Wednesday, March 3, 2010

Is WalMart green if its supply chain is?

WalMart recently revealed a campaign – on no less – to cut 20 million tons of GHGs from its supply chain. In fact, WalMart has been a sustainability leader for about five years; it one of the largest sellers of organic produce in the U.S. and has made both its fleet and stores more energy efficient. Now Walmart is leaning on its supply chain to get green by focusing on sourcing sustainable products. Can WalMart count the sustainability of its supply chain towards its own accomplishments? Sure. WalMart keeps some suppliers alive- it supports an entire network of commerce (too big too fail?). WalMart is a fantastic example of how critical marketpower can be in affecting rapid change, and of how creative a company can be in implementing CSR measures.

WalMart has an impressive sustainability record. One day in 2005, WalMart just decided to get environmental. Maybe it was the constant barrage of negative press about its tendency to kill local competition, or bad press around its labor practices. While those stories haven’t really waned, WalMart has exploded with environmental activity, which partly because of its size and marketpower, is ultra effective.

Now WalMart is applying its business model -buy so much of something that suppliers will agree to an ultralow price- to its sustainability practices. Few WalMart suppliers can afford to give up the volume of business WalMart offers, no matter what WalMart demands of them. Many suppliers wouldn’t even exist, let alone have a motive to buy green, except for WalMart’s commercial pressure. This is how WalMart gets the prices it does, and this is how they will accomplish the GHG goal they announced last week.

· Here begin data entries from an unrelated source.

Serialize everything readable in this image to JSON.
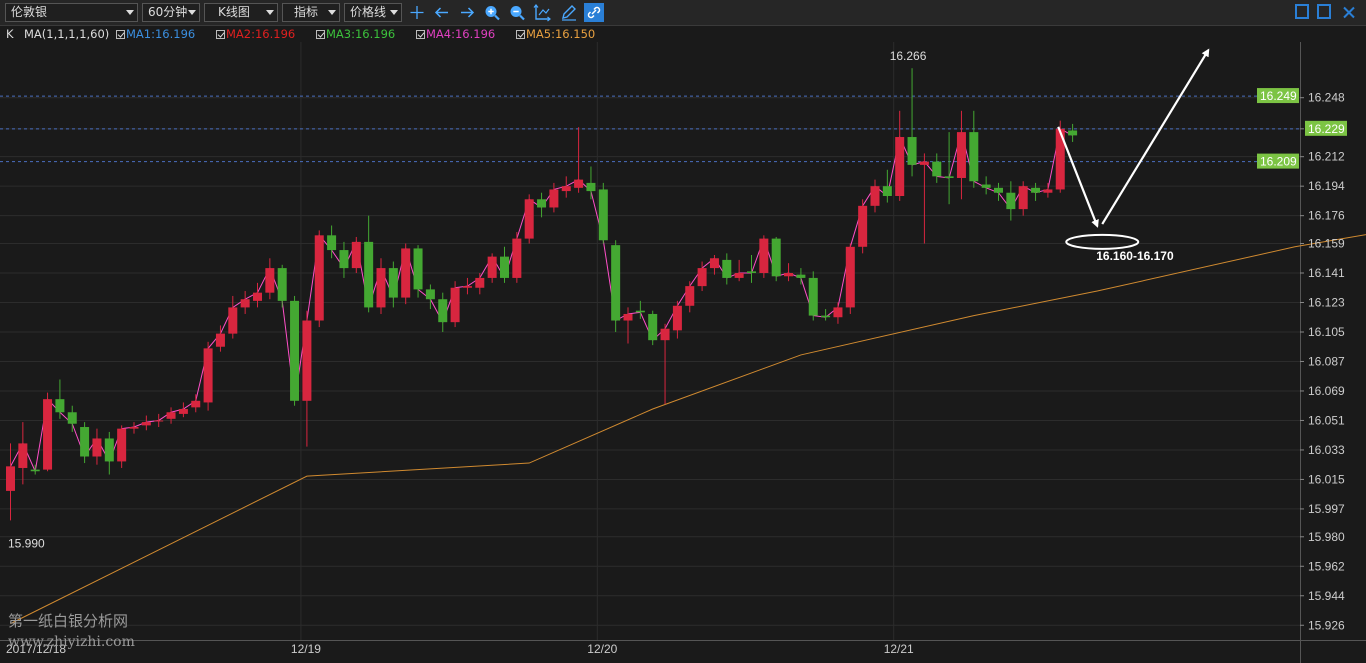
{
  "toolbar": {
    "symbol": "伦敦银",
    "period": "60分钟",
    "chart_kind": "K线图",
    "indicator": "指标",
    "price_line": "价格线"
  },
  "indicators": {
    "k": "K",
    "ma_params": "MA(1,1,1,1,60)",
    "ma1": "MA1:16.196",
    "ma2": "MA2:16.196",
    "ma3": "MA3:16.196",
    "ma4": "MA4:16.196",
    "ma5": "MA5:16.150"
  },
  "colors": {
    "bg": "#1a1a1a",
    "up": "#d8263f",
    "down": "#44a832",
    "ma1": "#3b8fe0",
    "ma2": "#e02020",
    "ma3": "#3cc23c",
    "ma4": "#e040c0",
    "ma5": "#e8a040",
    "ma_line": "#ff4fc8",
    "ma60_line": "#d08a30",
    "label_green": "#7cc444",
    "dashed": "#4a6fc0"
  },
  "watermark": {
    "line1": "第一纸白银分析网",
    "line2": "www.zhiyizhi.com"
  },
  "chart_data": {
    "type": "candlestick",
    "y_ticks": [
      16.248,
      16.229,
      16.212,
      16.194,
      16.176,
      16.159,
      16.141,
      16.123,
      16.105,
      16.087,
      16.069,
      16.051,
      16.033,
      16.015,
      15.997,
      15.98,
      15.962,
      15.944,
      15.926
    ],
    "ylim": [
      15.917,
      16.282
    ],
    "x_labels": [
      {
        "label": "2017/12/18",
        "index": 0
      },
      {
        "label": "12/19",
        "index": 24
      },
      {
        "label": "12/20",
        "index": 48
      },
      {
        "label": "12/21",
        "index": 72
      }
    ],
    "candles": [
      [
        16.008,
        16.023,
        16.037,
        15.99
      ],
      [
        16.022,
        16.037,
        16.05,
        16.012
      ],
      [
        16.021,
        16.02,
        16.024,
        16.018
      ],
      [
        16.021,
        16.064,
        16.068,
        16.02
      ],
      [
        16.064,
        16.056,
        16.076,
        16.052
      ],
      [
        16.056,
        16.049,
        16.06,
        16.044
      ],
      [
        16.047,
        16.029,
        16.05,
        16.025
      ],
      [
        16.029,
        16.04,
        16.046,
        16.024
      ],
      [
        16.04,
        16.026,
        16.044,
        16.018
      ],
      [
        16.026,
        16.046,
        16.048,
        16.022
      ],
      [
        16.046,
        16.047,
        16.05,
        16.043
      ],
      [
        16.048,
        16.05,
        16.054,
        16.045
      ],
      [
        16.051,
        16.051,
        16.055,
        16.047
      ],
      [
        16.052,
        16.056,
        16.059,
        16.049
      ],
      [
        16.055,
        16.058,
        16.062,
        16.053
      ],
      [
        16.059,
        16.063,
        16.067,
        16.056
      ],
      [
        16.062,
        16.095,
        16.099,
        16.057
      ],
      [
        16.096,
        16.104,
        16.109,
        16.093
      ],
      [
        16.104,
        16.12,
        16.127,
        16.101
      ],
      [
        16.12,
        16.125,
        16.13,
        16.116
      ],
      [
        16.124,
        16.129,
        16.135,
        16.12
      ],
      [
        16.129,
        16.144,
        16.15,
        16.125
      ],
      [
        16.144,
        16.124,
        16.146,
        16.12
      ],
      [
        16.124,
        16.063,
        16.127,
        16.06
      ],
      [
        16.063,
        16.112,
        16.118,
        16.035
      ],
      [
        16.112,
        16.164,
        16.167,
        16.108
      ],
      [
        16.164,
        16.155,
        16.17,
        16.15
      ],
      [
        16.155,
        16.144,
        16.16,
        16.138
      ],
      [
        16.144,
        16.16,
        16.163,
        16.141
      ],
      [
        16.16,
        16.12,
        16.176,
        16.117
      ],
      [
        16.12,
        16.144,
        16.15,
        16.116
      ],
      [
        16.144,
        16.126,
        16.148,
        16.12
      ],
      [
        16.126,
        16.156,
        16.159,
        16.122
      ],
      [
        16.156,
        16.131,
        16.158,
        16.126
      ],
      [
        16.131,
        16.125,
        16.134,
        16.119
      ],
      [
        16.125,
        16.111,
        16.129,
        16.105
      ],
      [
        16.111,
        16.132,
        16.136,
        16.108
      ],
      [
        16.132,
        16.133,
        16.138,
        16.128
      ],
      [
        16.132,
        16.138,
        16.141,
        16.128
      ],
      [
        16.138,
        16.151,
        16.153,
        16.135
      ],
      [
        16.151,
        16.138,
        16.157,
        16.135
      ],
      [
        16.138,
        16.162,
        16.166,
        16.135
      ],
      [
        16.162,
        16.186,
        16.189,
        16.159
      ],
      [
        16.186,
        16.181,
        16.19,
        16.175
      ],
      [
        16.181,
        16.192,
        16.196,
        16.178
      ],
      [
        16.191,
        16.194,
        16.2,
        16.187
      ],
      [
        16.193,
        16.198,
        16.23,
        16.19
      ],
      [
        16.196,
        16.191,
        16.206,
        16.186
      ],
      [
        16.192,
        16.161,
        16.196,
        16.159
      ],
      [
        16.158,
        16.112,
        16.161,
        16.105
      ],
      [
        16.112,
        16.116,
        16.12,
        16.098
      ],
      [
        16.118,
        16.117,
        16.124,
        16.113
      ],
      [
        16.116,
        16.1,
        16.118,
        16.097
      ],
      [
        16.1,
        16.107,
        16.11,
        16.061
      ],
      [
        16.106,
        16.121,
        16.124,
        16.101
      ],
      [
        16.121,
        16.133,
        16.136,
        16.117
      ],
      [
        16.133,
        16.144,
        16.148,
        16.13
      ],
      [
        16.144,
        16.15,
        16.152,
        16.14
      ],
      [
        16.149,
        16.138,
        16.153,
        16.134
      ],
      [
        16.138,
        16.141,
        16.149,
        16.136
      ],
      [
        16.142,
        16.141,
        16.152,
        16.135
      ],
      [
        16.141,
        16.162,
        16.164,
        16.138
      ],
      [
        16.162,
        16.139,
        16.163,
        16.136
      ],
      [
        16.139,
        16.141,
        16.147,
        16.136
      ],
      [
        16.14,
        16.138,
        16.144,
        16.134
      ],
      [
        16.138,
        16.115,
        16.142,
        16.112
      ],
      [
        16.115,
        16.114,
        16.119,
        16.112
      ],
      [
        16.114,
        16.12,
        16.123,
        16.11
      ],
      [
        16.12,
        16.157,
        16.159,
        16.116
      ],
      [
        16.157,
        16.182,
        16.186,
        16.153
      ],
      [
        16.182,
        16.194,
        16.198,
        16.178
      ],
      [
        16.194,
        16.188,
        16.204,
        16.184
      ],
      [
        16.188,
        16.224,
        16.24,
        16.185
      ],
      [
        16.224,
        16.207,
        16.266,
        16.2
      ],
      [
        16.207,
        16.209,
        16.214,
        16.159
      ],
      [
        16.209,
        16.2,
        16.214,
        16.196
      ],
      [
        16.2,
        16.199,
        16.227,
        16.183
      ],
      [
        16.199,
        16.227,
        16.24,
        16.186
      ],
      [
        16.227,
        16.197,
        16.24,
        16.193
      ],
      [
        16.195,
        16.193,
        16.2,
        16.189
      ],
      [
        16.193,
        16.19,
        16.196,
        16.185
      ],
      [
        16.19,
        16.18,
        16.197,
        16.173
      ],
      [
        16.18,
        16.194,
        16.197,
        16.176
      ],
      [
        16.193,
        16.19,
        16.196,
        16.185
      ],
      [
        16.19,
        16.192,
        16.196,
        16.187
      ],
      [
        16.192,
        16.229,
        16.234,
        16.19
      ],
      [
        16.228,
        16.225,
        16.232,
        16.221
      ]
    ],
    "ma60": [
      [
        0,
        15.927
      ],
      [
        24,
        16.017
      ],
      [
        42,
        16.025
      ],
      [
        52,
        16.058
      ],
      [
        64,
        16.091
      ],
      [
        78,
        16.115
      ],
      [
        88,
        16.13
      ],
      [
        104,
        16.157
      ],
      [
        118,
        16.175
      ],
      [
        128,
        16.183
      ]
    ],
    "annotations": {
      "high_label": "16.266",
      "low_label": "15.990",
      "target_text": "16.160-16.170",
      "price_tags": [
        "16.249",
        "16.229",
        "16.209"
      ],
      "h_lines": [
        16.249,
        16.229,
        16.209
      ]
    }
  }
}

WalMart’s CSR is delightful not because it is a perfect company; there are plenty of WalMart critics. It’s because WalMart has thought its CSR, and particularly its sustainability initiatives, through in minute detail. It takes gains where it can, and thinks creatively; for example, it redesigned packaging so that more skus can be efficiently packed into trucks, saving trips. It has discovered how to use its core competency as a business to address social problems where it makes the most sense. The extension of business efficiency applied to social problems is the most productive form CSR can take. This may be why Walmart still gets criticized for labor minimalism; raising pay would hurt its business model. Where WalMart’s green initiatives are have a distinctly WalMart flavor- high volume, supply chain emphasis.

In the same way it makes sense for AT&T to have donated cell phones in Haiti, or for Johnson and Johnson to do so much work around sanitation, a natural first step in CSR is for companies to capitalize on preexisting strengths for the public good. Companies can often be extremely effective, like Walmart, by applying the strength of its core competencies toward a new purpose: doing good.